Les deepfakes sexuels, générés par IA, restent présents dans les boutiques mobiles malgré les règles affichées par Apple et Google. Dans une nouvelle enquête publiée par le Tech Transparent Project (TTP), la présence persistante de ces applications est démontrée sur l’App Store et le Play Store, après une première publication en janvier qui avait mis au jour plus de 100 apps problématiques.

Selon le TTP, l’analyse s’est portée sur les moteurs de recherche internes des boutiques: en tapant des termes comme « nudify », « undress », « deepfake », « deepnude » ou « AI NSFW », on tombe toujours sur des apps permettant de générer des nus synthétiques. Au total, 46 apps ont été repérées sur l’App Store et 49 sur le Play Store, l’enquête ciblant les dix premiers résultats de chaque liste.

Des règles claires sur l’App Store et le Play Store, mais des résultats inégaux

Apple interdit les applications « offensantes, choquantes ou de mauvais goût », notamment celles proposant du contenu explicitement sexuel ou pornographique. Google bannit quant à lui les apps qui « déshabillent les personnes ou permettent de voir à travers les vêtements ». Or, l’enquête montre que ces règles ne suffisent pas à empêcher l’accès à des deepfakes sexuels, et que les résultats de recherche restent alimentés par ces apps.

Ce que révèle l’enquête du Tech Transparent Project

Les tests effectués avec des images générées par IA indiquent que 40 % des applications étudiées (18 sur l’App Store, 20 sur le Play Store) permettent de dénuder ou de déshabiller les sujets, ou insinuent clairement cette fonctionnalité, parfois gratuitement.

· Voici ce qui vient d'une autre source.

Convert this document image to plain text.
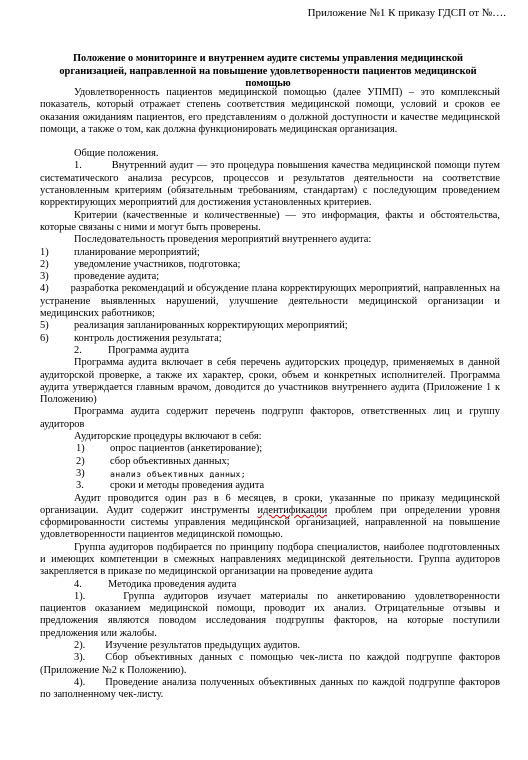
Приложение №1 К приказу ГДСП от №….
Положение о мониторинге и внутреннем аудите системы управления медицинской организацией, направленной на повышение удовлетворенности пациентов медицинской помощью

Удовлетворенность пациентов медицинской помощью (далее УПМП) – это комплексный показатель, который отражает степень соответствия медицинской помощи, условий и сроков ее оказания ожиданиям пациентов, его представлениям о должной доступности и качестве медицинской помощи, а также о том, как должна функционировать медицинская организация.

Общие положения.

1.	Внутренний аудит — это процедура повышения качества медицинской помощи путем систематического анализа ресурсов, процессов и результатов деятельности на соответствие установленным критериям (обязательным требованиям, стандартам) с последующим проведением корректирующих мероприятий для достижения установленных критериев.

Критерии (качественные и количественные) — это информация, факты и обстоятельства, которые связаны с ними и могут быть проверены.

Последовательность проведения мероприятий внутреннего аудита:

1)	планирование мероприятий;
2)	уведомление участников, подготовка;
3)	проведение аудита;

4) разработка рекомендаций и обсуждение плана корректирующих мероприятий, направленных на устранение выявленных нарушений, улучшение деятельности медицинской организации и медицинских работников;

5)	реализация запланированных корректирующих мероприятий;
6)	контроль достижения результата;
2.	Программа аудита

Программа аудита включает в себя перечень аудиторских процедур, применяемых в данной аудиторской проверке, а также их характер, сроки, объем и конкретных исполнителей. Программа аудита утверждается главным врачом, доводится до участников внутреннего аудита (Приложение 1 к Положению)

Программа аудита содержит перечень подгрупп факторов, ответственных лиц и группу аудиторов

Аудиторские процедуры включают в себя:

1)	опрос пациентов (анкетирование);
2)	сбор объективных данных;
3)	анализ объективных данных;
3.	сроки и методы проведения аудита

Аудит проводится один раз в 6 месяцев, в сроки, указанные по приказу медицинской организации. Аудит содержит инструменты идентификации проблем при определении уровня сформированности системы управления медицинской организацией, направленной на повышение удовлетворенности пациентов медицинской помощью.

Группа аудиторов подбирается по принципу подбора специалистов, наиболее подготовленных и имеющих компетенции в смежных направлениях медицинской деятельности. Группа аудиторов закрепляется в приказе по медицинской организации на проведение аудита

4.	Методика проведения аудита

1).	Группа аудиторов изучает материалы по анкетированию удовлетворенности пациентов оказанием медицинской помощи, проводит их анализ. Отрицательные отзывы и предложения являются поводом исследования подгруппы факторов, на которые поступили предложения или жалобы.

2). Изучение результатов предыдущих аудитов.

3). Сбор объективных данных с помощью чек-листа по каждой подгруппе факторов (Приложение №2 к Положению).

4). Проведение анализа полученных объективных данных по каждой подгруппе факторов по заполненному чек-листу.
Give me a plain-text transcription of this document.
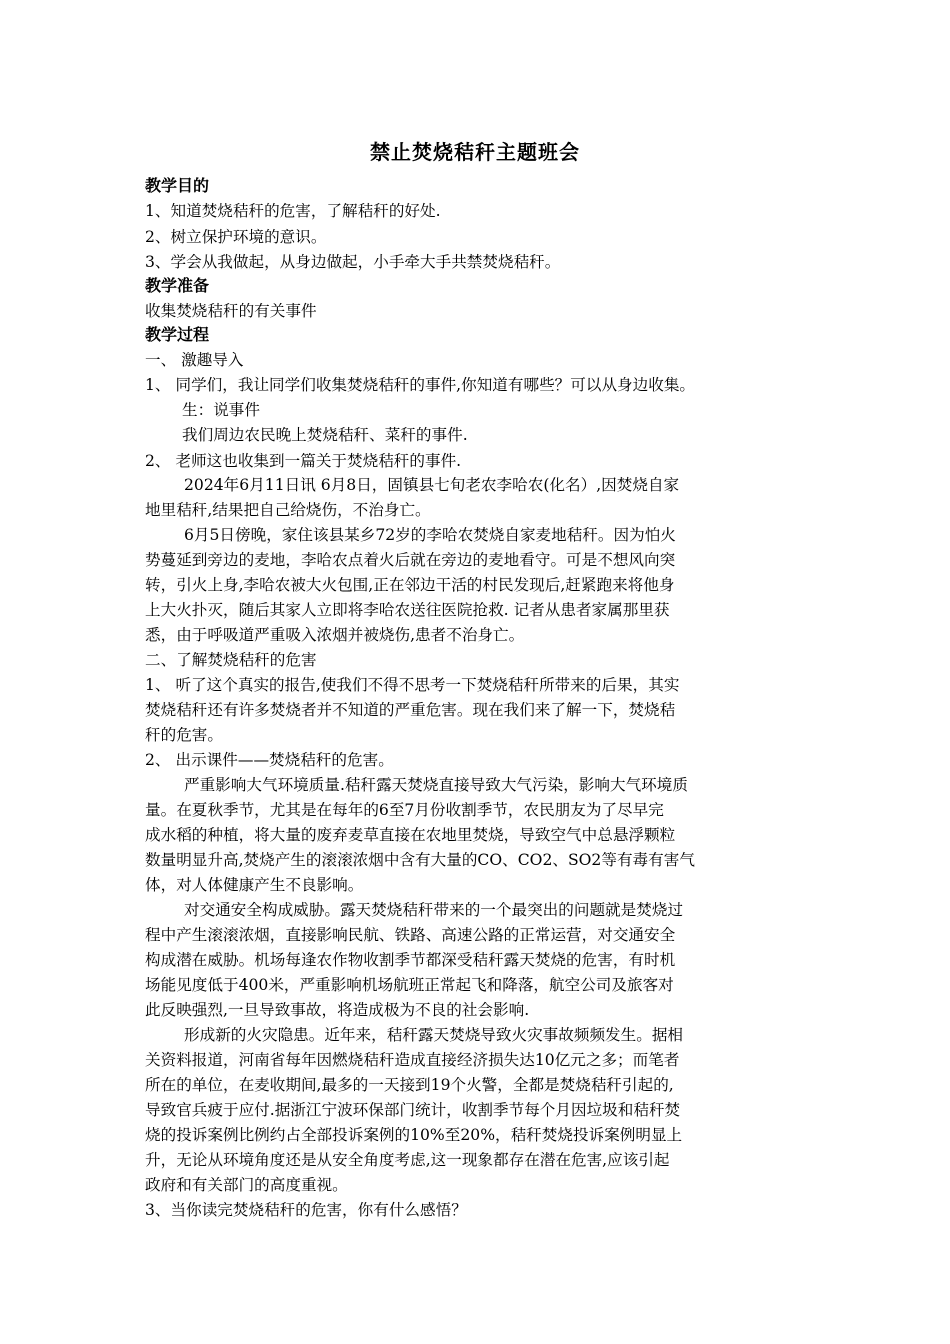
禁止焚烧秸秆主题班会
教学目的
1、知道焚烧秸秆的危害，了解秸秆的好处.
2、树立保护环境的意识。
3、学会从我做起，从身边做起，小手牵大手共禁焚烧秸秆。
教学准备
收集焚烧秸秆的有关事件
教学过程
一、 激趣导入
1、 同学们，我让同学们收集焚烧秸秆的事件,你知道有哪些？可以从身边收集。
生：说事件
我们周边农民晚上焚烧秸秆、菜秆的事件.
2、 老师这也收集到一篇关于焚烧秸秆的事件.
2024年6月11日讯 6月8日，固镇县七旬老农李哈农(化名）,因焚烧自家
地里秸秆,结果把自己给烧伤，不治身亡。
6月5日傍晚，家住该县某乡72岁的李哈农焚烧自家麦地秸秆。因为怕火
势蔓延到旁边的麦地，李哈农点着火后就在旁边的麦地看守。可是不想风向突
转，引火上身,李哈农被大火包围,正在邻边干活的村民发现后,赶紧跑来将他身
上大火扑灭，随后其家人立即将李哈农送往医院抢救. 记者从患者家属那里获
悉，由于呼吸道严重吸入浓烟并被烧伤,患者不治身亡。
二、了解焚烧秸秆的危害
1、 听了这个真实的报告,使我们不得不思考一下焚烧秸秆所带来的后果，其实
焚烧秸秆还有许多焚烧者并不知道的严重危害。现在我们来了解一下，焚烧秸
秆的危害。
2、 出示课件——焚烧秸秆的危害。
严重影响大气环境质量.秸秆露天焚烧直接导致大气污染，影响大气环境质
量。在夏秋季节，尤其是在每年的6至7月份收割季节，农民朋友为了尽早完
成水稻的种植，将大量的废弃麦草直接在农地里焚烧，导致空气中总悬浮颗粒
数量明显升高,焚烧产生的滚滚浓烟中含有大量的CO、CO2、SO2等有毒有害气
体，对人体健康产生不良影响。
对交通安全构成威胁。露天焚烧秸秆带来的一个最突出的问题就是焚烧过
程中产生滚滚浓烟，直接影响民航、铁路、高速公路的正常运营，对交通安全
构成潜在威胁。机场每逢农作物收割季节都深受秸秆露天焚烧的危害，有时机
场能见度低于400米，严重影响机场航班正常起飞和降落，航空公司及旅客对
此反映强烈,一旦导致事故，将造成极为不良的社会影响.
形成新的火灾隐患。近年来，秸秆露天焚烧导致火灾事故频频发生。据相
关资料报道，河南省每年因燃烧秸秆造成直接经济损失达10亿元之多；而笔者
所在的单位，在麦收期间,最多的一天接到19个火警，全都是焚烧秸秆引起的,
导致官兵疲于应付.据浙江宁波环保部门统计，收割季节每个月因垃圾和秸秆焚
烧的投诉案例比例约占全部投诉案例的10%至20%，秸秆焚烧投诉案例明显上
升，无论从环境角度还是从安全角度考虑,这一现象都存在潜在危害,应该引起
政府和有关部门的高度重视。
3、当你读完焚烧秸秆的危害，你有什么感悟？
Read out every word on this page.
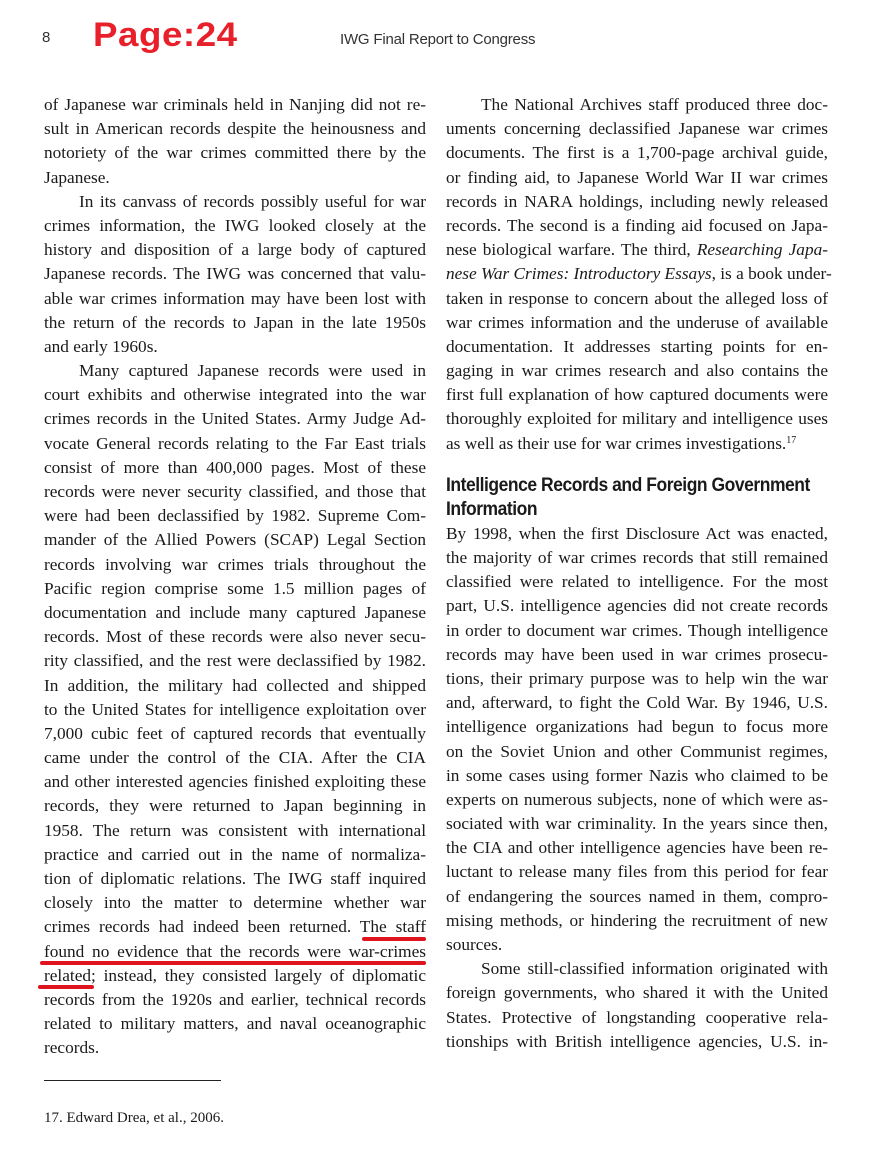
8 Page:24	IWG Final Report to Congress
of Japanese war criminals held in Nanjing did not re-
sult in American records despite the heinousness and
notoriety of the war crimes committed there by the
Japanese.
In its canvass of records possibly useful for war
crimes information, the IWG looked closely at the
history and disposition of a large body of captured
Japanese records. The IWG was concerned that valu-
able war crimes information may have been lost with
the return of the records to Japan in the late 1950s
and early 1960s.
Many captured Japanese records were used in
court exhibits and otherwise integrated into the war
crimes records in the United States. Army Judge Ad-
vocate General records relating to the Far East trials
consist of more than 400,000 pages. Most of these
records were never security classified, and those that
were had been declassified by 1982. Supreme Com-
mander of the Allied Powers (SCAP) Legal Section
records involving war crimes trials throughout the
Pacific region comprise some 1.5 million pages of
documentation and include many captured Japanese
records. Most of these records were also never secu-
rity classified, and the rest were declassified by 1982.
In addition, the military had collected and shipped
to the United States for intelligence exploitation over
7,000 cubic feet of captured records that eventually
came under the control of the CIA. After the CIA
and other interested agencies finished exploiting these
records, they were returned to Japan beginning in
1958. The return was consistent with international
practice and carried out in the name of normaliza-
tion of diplomatic relations. The IWG staff inquired
closely into the matter to determine whether war
crimes records had indeed been returned. The staff
found no evidence that the records were war-crimes
related; instead, they consisted largely of diplomatic
records from the 1920s and earlier, technical records
related to military matters, and naval oceanographic
records.
The National Archives staff produced three doc-
uments concerning declassified Japanese war crimes
documents. The first is a 1,700-page archival guide,
or finding aid, to Japanese World War II war crimes
records in NARA holdings, including newly released
records. The second is a finding aid focused on Japa-
nese biological warfare. The third, Researching Japa-
nese War Crimes: Introductory Essays, is a book under-
taken in response to concern about the alleged loss of
war crimes information and the underuse of available
documentation. It addresses starting points for en-
gaging in war crimes research and also contains the
first full explanation of how captured documents were
thoroughly exploited for military and intelligence uses
as well as their use for war crimes investigations.$^{17}$
Intelligence Records and Foreign Government
Information
By 1998, when the first Disclosure Act was enacted,
the majority of war crimes records that still remained
classified were related to intelligence. For the most
part, U.S. intelligence agencies did not create records
in order to document war crimes. Though intelligence
records may have been used in war crimes prosecu-
tions, their primary purpose was to help win the war
and, afterward, to fight the Cold War. By 1946, U.S.
intelligence organizations had begun to focus more
on the Soviet Union and other Communist regimes,
in some cases using former Nazis who claimed to be
experts on numerous subjects, none of which were as-
sociated with war criminality. In the years since then,
the CIA and other intelligence agencies have been re-
luctant to release many files from this period for fear
of endangering the sources named in them, compro-
mising methods, or hindering the recruitment of new
sources.
Some still-classified information originated with
foreign governments, who shared it with the United
States. Protective of longstanding cooperative rela-
tionships with British intelligence agencies, U.S. in-
17. Edward Drea, et al., 2006.
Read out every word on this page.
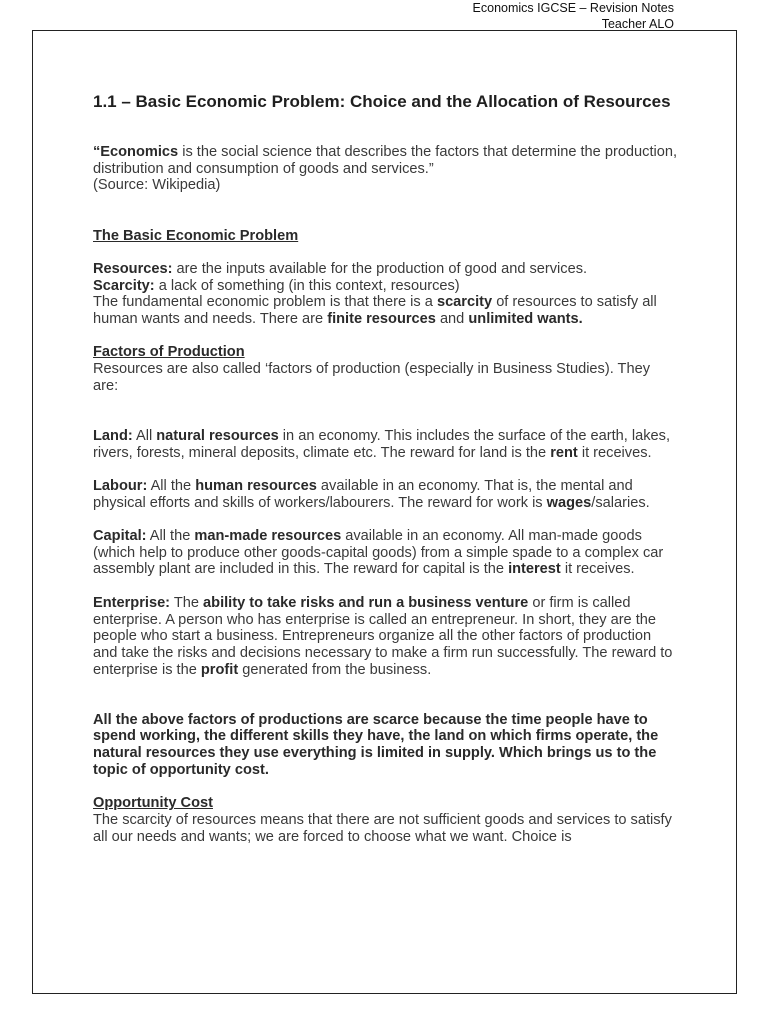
Economics IGCSE – Revision Notes
Teacher ALO
1.1 – Basic Economic Problem: Choice and the Allocation of Resources

“Economics is the social science that describes the factors that determine the production, distribution and consumption of goods and services.”

(Source: Wikipedia)

The Basic Economic Problem

Resources: are the inputs available for the production of good and services.

Scarcity: a lack of something (in this context, resources)

The fundamental economic problem is that there is a scarcity of resources to satisfy all human wants and needs. There are finite resources and unlimited wants.

Factors of Production

Resources are also called ‘factors of production (especially in Business Studies). They are:

Land: All natural resources in an economy. This includes the surface of the earth, lakes, rivers, forests, mineral deposits, climate etc. The reward for land is the rent it receives.

Labour: All the human resources available in an economy. That is, the mental and physical efforts and skills of workers/labourers. The reward for work is wages/salaries.

Capital: All the man-made resources available in an economy. All man-made goods (which help to produce other goods-capital goods) from a simple spade to a complex car assembly plant are included in this. The reward for capital is the interest it receives.

Enterprise: The ability to take risks and run a business venture or firm is called enterprise. A person who has enterprise is called an entrepreneur. In short, they are the people who start a business. Entrepreneurs organize all the other factors of production and take the risks and decisions necessary to make a firm run successfully. The reward to enterprise is the profit generated from the business.

All the above factors of productions are scarce because the time people have to spend working, the different skills they have, the land on which firms operate, the natural resources they use everything is limited in supply. Which brings us to the topic of opportunity cost.

Opportunity Cost

The scarcity of resources means that there are not sufficient goods and services to satisfy all our needs and wants; we are forced to choose what we want. Choice is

En parallèle, les suggestions automatiques proposées par les boutiques orientent les utilisateurs vers encore plus d’apps de deepfakes sexuels.

  • État des lieux : 46 apps sur l’App Store et 49 sur le Play Store repérées par le TTP.
  • Tests menés : les dix premiers résultats de recherche ont été passés au crible.
  • Impact économique : ces apps représentent 483 millions de téléchargements et plus de 122 millions de dollars de revenus selon AppMagic, avec des commissions pour les plateformes et des revenus publicitaires.
« les moteurs de recherche et la publicité mettent activement en avant ces applications », affirme le Tech Transparent Project, rappelant que les boutiques mobiles génèrent des revenus à partir de ces apps.

Les boutiques continuent aussi d’afficher des publicités liées à ces contenus, ce qui va à l’encontre de leurs propres restrictions sur les contenus adultes et non consentis. Google a déclaré que la plupart des applications identifiées avaient été suspendues (7 supprimées) et qu’un renforcement des règles sur le Play Store était en cours. Apple, de son côté, a supprimé 15 apps litigieuses après la publication de l’enquête, selon les informations disponibles publiquement.

Contexte, limites et ce qu’on ne sait pas encore

Sur le plan technique, les résultats varient selon les régions et les tests effectués. Des recherches menées par nos propres vérifications sur un iPhone en région États‑Unis en anglais (via VPN) ne retrouvent pas certains termes testés par le TTP comme « nudify » ou « deepnude », mais les résultats montrent encore des apps génériques associées au mot « deepfake ». Le sujet est complexe: même lorsque des apps sont suspendues, d’autres apparaissent via des publicités ou des suggestions de recherche, rendant la déconnexion entre règles et pratique difficile à obtenir à court terme.

Les cas miroirs comme Grok et X, évoqués pour illustrer les risques, démontrent que la simple suppression d’apps ne suffit pas à endiguer le phénomène si les moteurs de recherche et les publicités restent générateurs de trafic vers ces contenus. Le déploiement d’outils de détection et des politiques plus strictes des stores semblent indispensables, mais les détails opérationnels restent en discussion entre les plateformes, les éditeurs et les régulateurs.

Pour terminer

La situation révèle une tension entre règles affichées et réalité opérationnelle des boutiques d’apps. Si les autorités et les plateformes veulent vraiment limiter les abus autour des deepfakes sexuels, elles devront aller au-delà des suppressions ponctuelles et renforcer la modération, la détection proactive et la transparence des algorithmes de recommandation.